As of this writing, 10 National Park Service employees and two US park police employees had tested positive for the coronavirus, which accounts for a third of all confirmed cases at the Interior, according to two sources with knowledge of the figures. Meanwhile, rural communities with limited health care infrastructure in gateway towns are bracing for an increase in the number of sick patients. Anne Newland, CEO of North Country HealthCare, which operates a network of clinics in northern Arizona (including the only facility in Grand Canyon), says it’s inevitable that they will see more positive cases. The Navajo Nation, which straddles several southwestern states and is surrounded by major parks, has seen one of the worst outbreaks in the country.

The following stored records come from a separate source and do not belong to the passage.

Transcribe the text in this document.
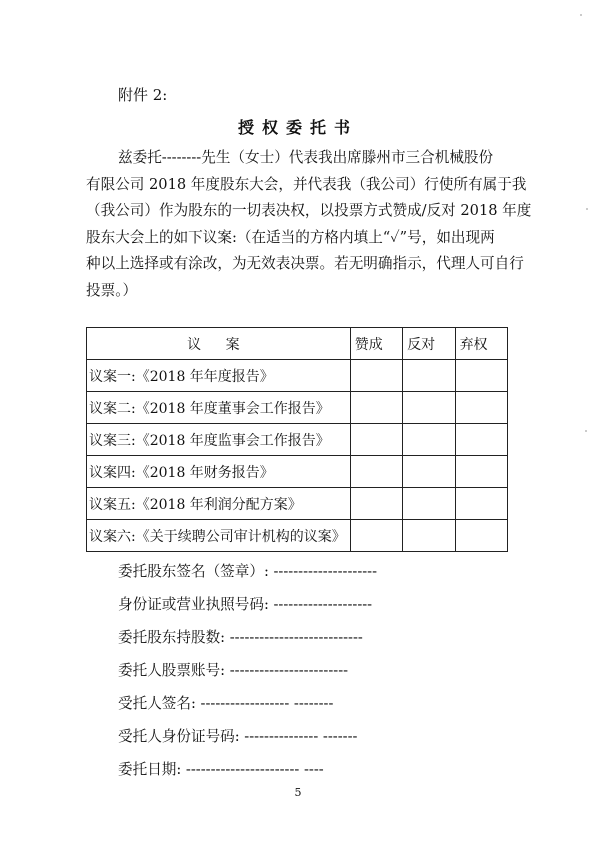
附件 2:
授权委托书
兹委托--------先生（女士）代表我出席滕州市三合机械股份
有限公司 2018 年度股东大会，并代表我（我公司）行使所有属于我
（我公司）作为股东的一切表决权，以投票方式赞成/反对 2018 年度
股东大会上的如下议案:（在适当的方格内填上“✓”号，如出现两
种以上选择或有涂改，为无效表决票。若无明确指示，代理人可自行
投票。）
议 案	赞成	反对	弃权
议案一:《2018 年年度报告》			
议案二:《2018 年度董事会工作报告》			
议案三:《2018 年度监事会工作报告》			
议案四:《2018 年财务报告》			
议案五:《2018 年利润分配方案》			
议案六:《关于续聘公司审计机构的议案》			
委托股东签名（签章）: ---------------------
身份证或营业执照号码: --------------------
委托股东持股数: ---------------------------
委托人股票账号: ------------------------
受托人签名: ------------------ --------
受托人身份证号码: --------------- -------
委托日期: ----------------------- ----
5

And in Flagstaff, Arizona, the only major hospital serving Grand Canyon Village and the neighboring community of Tusayan is already at capacity for critical care patients.
“My fervent hope is that the direction from [Arizona] Governor Ducey to stay at home, that people will follow that,” Newland said. “Because if we limit social contacts, we can limit the spread of the disease.”
Even if the spread of COVID-19 peaks in the coming weeks, and social distancing measures begin to flatten the curve, questions about how national parks will handle the busy summer tourist season remain unresolved. At this point, it seems unlikely that there will be any kind of systematic parkwide approach to addressing the pandemic.
“Every park is like its own independent ship,” the NPS employee in Nevada told me. “Every park is kind of doing its own thing.”